For those of you that do not know, I’m a book dork. Collecting books & writing has been my passion for a very long time. Right across the room from where I am typing this, a bookshelf stand, loaded & bloated to capacity with volumes of varying styles. A complete set of the Complete Works of Mark Twain from the 1930s; an impressive (in my opinion) first edition collection of Hunter S. Thompson & Norman Mailer; of course, my first-ever love, Calvin and Hobbes books, published by Andrews and McMeel, & many other glorious books.
I’m not sure when this wonderful, terrible addiction to words started.
What I do know was I was encouraged. For as long back as I can remember, reading was encouraged. Everyone from my mother, her father, Mern – even my best friend in 4th grade, his grandmother – pushed & bribed me to read.
That’s right – BRIBED!
Ms. S__, my best friend’s grandmother, would pay me $2 for every book I would read. And here is the kicker: I would save that money up to buy Calvin and Hobbes books from the Scholastic Book Club catalog.
(I know, I know – I was hopeless! A junky to the printed word.)
There was also another program fueling my young & silly mind to read… & read… & read. And that program was called BOOK IT!
Do any of you guys remember BOOK IT!?
Let me refresh your memories:
“BOOK IT! is a reading incentive program created by Pizza Hut in 1984. We empower teachers and parents to motivate their students to read by providing Reading Award Certificates®, good for a free, one-topping Personal Pan Pizza® from Pizza Hut.”
That is what I found online as a broad-stroke overview of the program. Now from what I remember, I’m not sure on what day, or why, I was given a button/badge. It was explained to me that for each book I read I’d be given a star sticker. These stickers would go on the badge – mine surrounding, almost blotting-out the whole damn image on the thing – & after so many stickers, so many titles consumed, I got my own Personal Pan Pizza.
(For me, it was cheese only.)
Now, there is more to it than that.
My mother would take us to Pizza Hut, in Ravenna, on ST. RT. 59, during the summers. That was library day. And one of the great things about my mother – SHE ACTUALLY TALKED TO ME ABOUT WHAT I WAS READING! And, later-on in life, she would talk to me about what kind of music I listened to. I don’t consider those interactions as challenges. Not anymore. What it did was sharpen a weapon of debate, & to intellectually take into consideration things I was mentally ingesting.
Another great thing about those visits to Pizza Hut was the jukebox. My mother would give us some quarters, we three kids would pick out some tunes & have a blast. (I would always choose a Guns N’ Roses tune, usually “You Could Be Mine” because it was from the Terminator 2 soundtrack.)

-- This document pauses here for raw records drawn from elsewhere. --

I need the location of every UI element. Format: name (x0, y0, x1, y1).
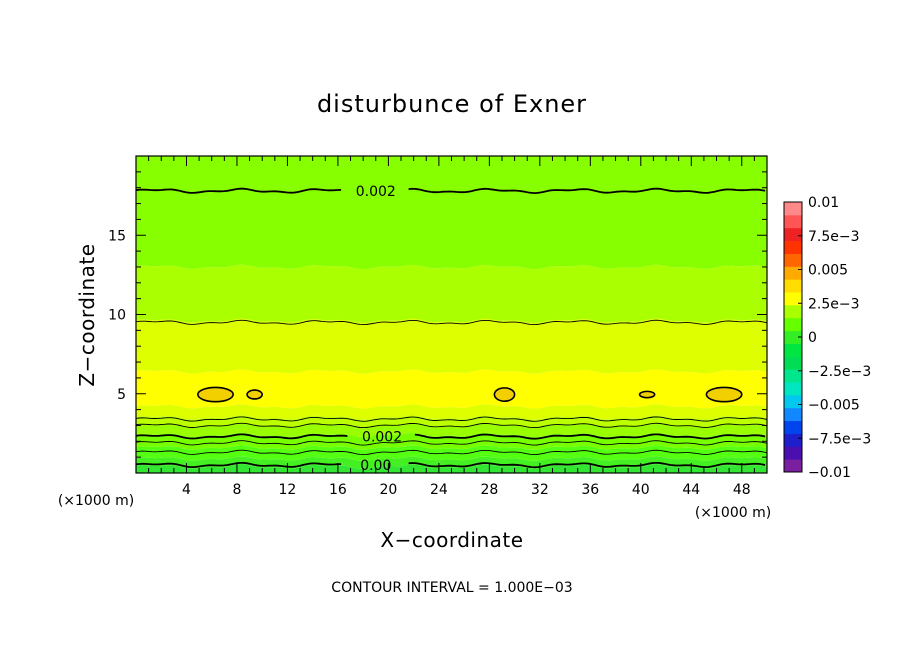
contour-band (136, 369, 767, 409)
x-tick-label: 32 (531, 482, 549, 498)
colorbar-swatch (784, 202, 802, 216)
x-tick-label: 48 (733, 482, 751, 498)
colorbar-swatch (784, 304, 802, 319)
colorbar-label: 0.005 (808, 263, 848, 279)
contour-line (135, 319, 768, 326)
colorbar-label: −7.5e−3 (808, 431, 871, 447)
contour-line (135, 462, 342, 469)
y-tick-label: 15 (108, 228, 126, 244)
x-tick-label: 8 (232, 482, 241, 498)
colorbar-swatch (784, 356, 802, 370)
closed-contour (638, 390, 656, 399)
contour-label: 0.002 (356, 184, 396, 200)
contour-band (136, 318, 767, 374)
contour-band (136, 415, 767, 428)
chart-title: disturbunce of Exner (317, 90, 587, 118)
contour-band (136, 432, 767, 450)
contour-line (135, 449, 768, 456)
contour-line (414, 433, 766, 440)
colorbar-swatch (784, 343, 802, 357)
plot-area: 0.00 0.002 0.002 (135, 155, 768, 474)
contour-band (136, 404, 767, 420)
contour-label: 0.00 (360, 458, 391, 474)
y-axis-ticks: 5 10 15 (108, 171, 767, 458)
x-tick-label: 16 (329, 482, 347, 498)
colorbar-label: 0 (808, 330, 817, 346)
x-axis-label: X−coordinate (380, 528, 523, 552)
closed-contour (493, 387, 516, 402)
contour-band (136, 423, 767, 438)
colorbar-label: 0.01 (808, 195, 839, 211)
colorbar-label: −0.005 (808, 398, 860, 414)
colorbar-swatch (784, 407, 802, 422)
colorbar: 0.01 7.5e−3 0.005 2.5e−3 0 −2.5e−3 −0.005 −7.5e… (783, 195, 871, 481)
colorbar-swatch (784, 317, 802, 332)
colorbar-swatch (784, 214, 802, 229)
contour-interval-note: CONTOUR INTERVAL = 1.000E−03 (331, 580, 572, 596)
contour-band (136, 456, 767, 469)
contour-line (408, 462, 766, 469)
x-axis-unit-right: (×1000 m) (695, 505, 771, 521)
contour-line (135, 422, 768, 429)
y-tick-label: 10 (108, 308, 126, 324)
colorbar-swatch (784, 369, 802, 383)
x-tick-label: 36 (581, 482, 599, 498)
contour-label: 0.002 (362, 430, 402, 446)
y-tick-label: 5 (117, 387, 126, 403)
closed-contour (705, 386, 743, 403)
colorbar-label: −2.5e−3 (808, 364, 871, 380)
colorbar-label: 7.5e−3 (808, 229, 860, 245)
x-tick-label: 40 (632, 482, 650, 498)
colorbar-swatch (784, 279, 802, 293)
x-tick-label: 20 (379, 482, 397, 498)
colorbar-swatch (784, 240, 802, 254)
colorbar-swatch (784, 433, 802, 447)
colorbar-swatch (784, 253, 802, 267)
y-axis-label: Z−coordinate (75, 243, 99, 386)
contour-band (136, 156, 767, 270)
contour-line (135, 416, 768, 422)
contour-line (135, 187, 342, 194)
colorbar-swatch (784, 459, 802, 473)
contour-line (135, 440, 768, 446)
closed-contour (246, 389, 263, 400)
contour-line (135, 433, 348, 440)
colorbar-label: 2.5e−3 (808, 296, 860, 312)
x-tick-label: 44 (682, 482, 700, 498)
x-tick-label: 24 (430, 482, 448, 498)
x-axis-unit-left: (×1000 m) (58, 493, 134, 509)
colorbar-swatch (784, 446, 802, 460)
colorbar-swatch (784, 330, 802, 344)
contour-line (408, 187, 766, 195)
colorbar-swatch (784, 227, 802, 242)
x-tick-label: 28 (480, 482, 498, 498)
colorbar-swatch (784, 266, 802, 280)
x-tick-label: 4 (182, 482, 191, 498)
colorbar-swatch (784, 292, 802, 306)
colorbar-swatch (784, 420, 802, 434)
colorbar-swatch (784, 394, 802, 409)
x-tick-label: 12 (279, 482, 297, 498)
colorbar-label: −0.01 (808, 465, 851, 481)
colorbar-swatch (784, 382, 802, 396)
x-axis-ticks: 4 8 12 16 20 24 28 32 36 40 44 48 (148, 156, 755, 498)
closed-contour (197, 386, 234, 403)
contour-band (136, 264, 767, 323)
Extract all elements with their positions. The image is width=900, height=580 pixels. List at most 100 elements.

BOOK IT! is still around. That’s right! Visit: https://www.bookitprogram.com/
“Our traditional BOOK IT! Program is still going strong after 30+ years. We welcome teachers to enroll their PreK through sixth-grade classrooms for our FREE reading incentive program.”
Once again, that is something I found online. And hell, I would even go to schools to encourage the kids to not only read – BUT GET FREE PIZZA!
When I was growing up, ironically, one of my favorite cartoons, the main characters, ate pizza! The Teenage Mutant Ninja Turtles!
And, WOW! I have really embarrassed myself in this column at how big of a nerd I was when I was young. But, what the hell, this was a fun piece to write. It was even more fun the recognition that not all memories I have prior to November 23, 2021, were Horror Stories.
Childhood & Life, as all of you know, has the perfect ability & capability to scar. No one can argue that. And scars can cover you all over your body; however, it is up to you how often you look at them. And it’s up to you to look past them.